VERSO LA DEMOCRAZIA DELL’IGNORANZA di Ferruccio Palmucci

dallarete01


Tutto iniziò una ventina d’anni fa, quando un comico e un imprenditore esperto di strategie digitali, dopo una maldestra lettura del “Contratto Sociale” e di altri scritti sulla supposta felicità dell’uomo primitivo di J.J. Rousseau, decidono di fondare un movimento per l’attuazione della democrazia diretta. Il momento è propizio, l’Italia è il paese della “casta”, un insieme di uomini politici corrotti, pieni di privilegi, dimentichi della povera gente che muore di fame. C’è bisogno di una “rivoluzione”: Affossare la democrazia rappresentativa fondata su un Parlamento obsoleto e mettere il potere direttamente nelle mani del popolo. Non importa sapere che ciò è già avvenuto nel V secolo a.C. nell’Atene di Pericle, in cui votarono circa 3000 persone, e che questo non potrebbe avvenire oggi dove di persone ce ne sono 60 milioni. Il principio non si cambia. E poi c’è anche il WEB, un mondo che apre spazi immensi di partecipazione e di voti.
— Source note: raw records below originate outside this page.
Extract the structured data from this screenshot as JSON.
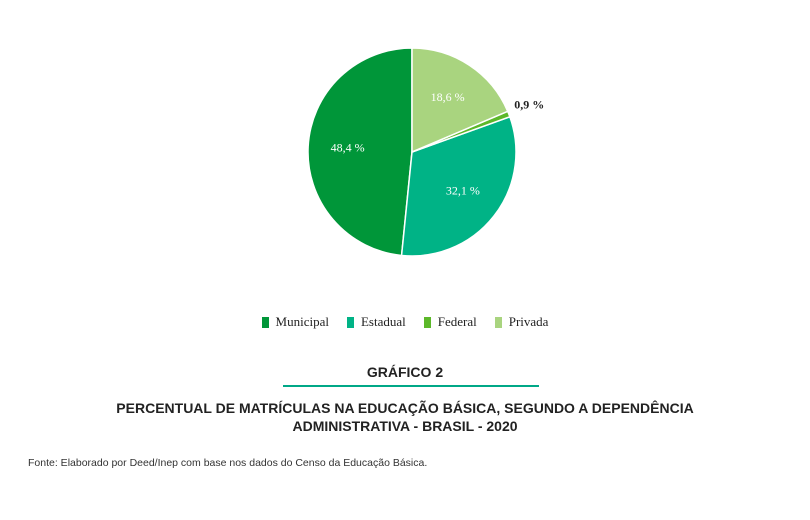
{
  "chart_data": {
    "type": "pie",
    "categories": [
      "Municipal",
      "Estadual",
      "Federal",
      "Privada"
    ],
    "values": [
      48.4,
      32.1,
      0.9,
      18.6
    ],
    "value_labels": [
      "48,4 %",
      "32,1 %",
      "0,9 %",
      "18,6 %"
    ],
    "colors": [
      "#009639",
      "#00b386",
      "#5cb82a",
      "#a9d47f"
    ],
    "caption_label": "GRÁFICO 2",
    "title": "PERCENTUAL DE MATRÍCULAS NA EDUCAÇÃO BÁSICA, SEGUNDO A DEPENDÊNCIA ADMINISTRATIVA - BRASIL - 2020",
    "source": "Fonte: Elaborado por Deed/Inep com base nos dados do Censo da Educação Básica."
  }
}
Oggi il movimento ha conquistato il governo, purtroppo non per opera dello Spirito Santo, che sarebbe stato più illuminato non consentendo il miracolo, ma per la “Volontà Popolare” inventata da un filosofo utopista più di due secoli fa. Preso alla lettera, questo concetto della “Volontà Popolare” non ha mai trovato una spiegazione ontologicamente valida, ma ha sempre aleggiato nel campo delle democrazie come un fantasma, e nelle dittature (ad esse più congeniale) come pretesto per tiranneggiare il popolo che avrebbe dovuto esserne l’espressione. Guarda caso, oggi questo fantasma ce lo ritroviamo presente in quel movimento che, dopo aver creato la cosiddetta “Piattaforma Rousseau”, una pista da cui lanciare aerei supersonici taroccati, è ormai deciso ad attuare la democrazia diretta; una sorta di rozza materializzazione popolaresca di quell’ “ectoplasma” con lenzuolo etico che è la “Volontà popolare.” Il processo è appena iniziato, ma già se ne scorgono gli obiettivi: Un Parlamento svuotato del potere legislativo che passa, attraverso la scellerata introduzione del “Referendum propositivo” in salsa grillina, nelle mani del “Popolo Sovrano” a cui spetterebbe l’ultima parola su TUTTE LE LEGGI votale dagli attuali organi legislativi. Una cosa demenziale, nata nella mente panciuta del più vieto populismo. Insomma il passaggio da una Democrazia della Rappresentanza a una Democrazia dell’Ignoranza.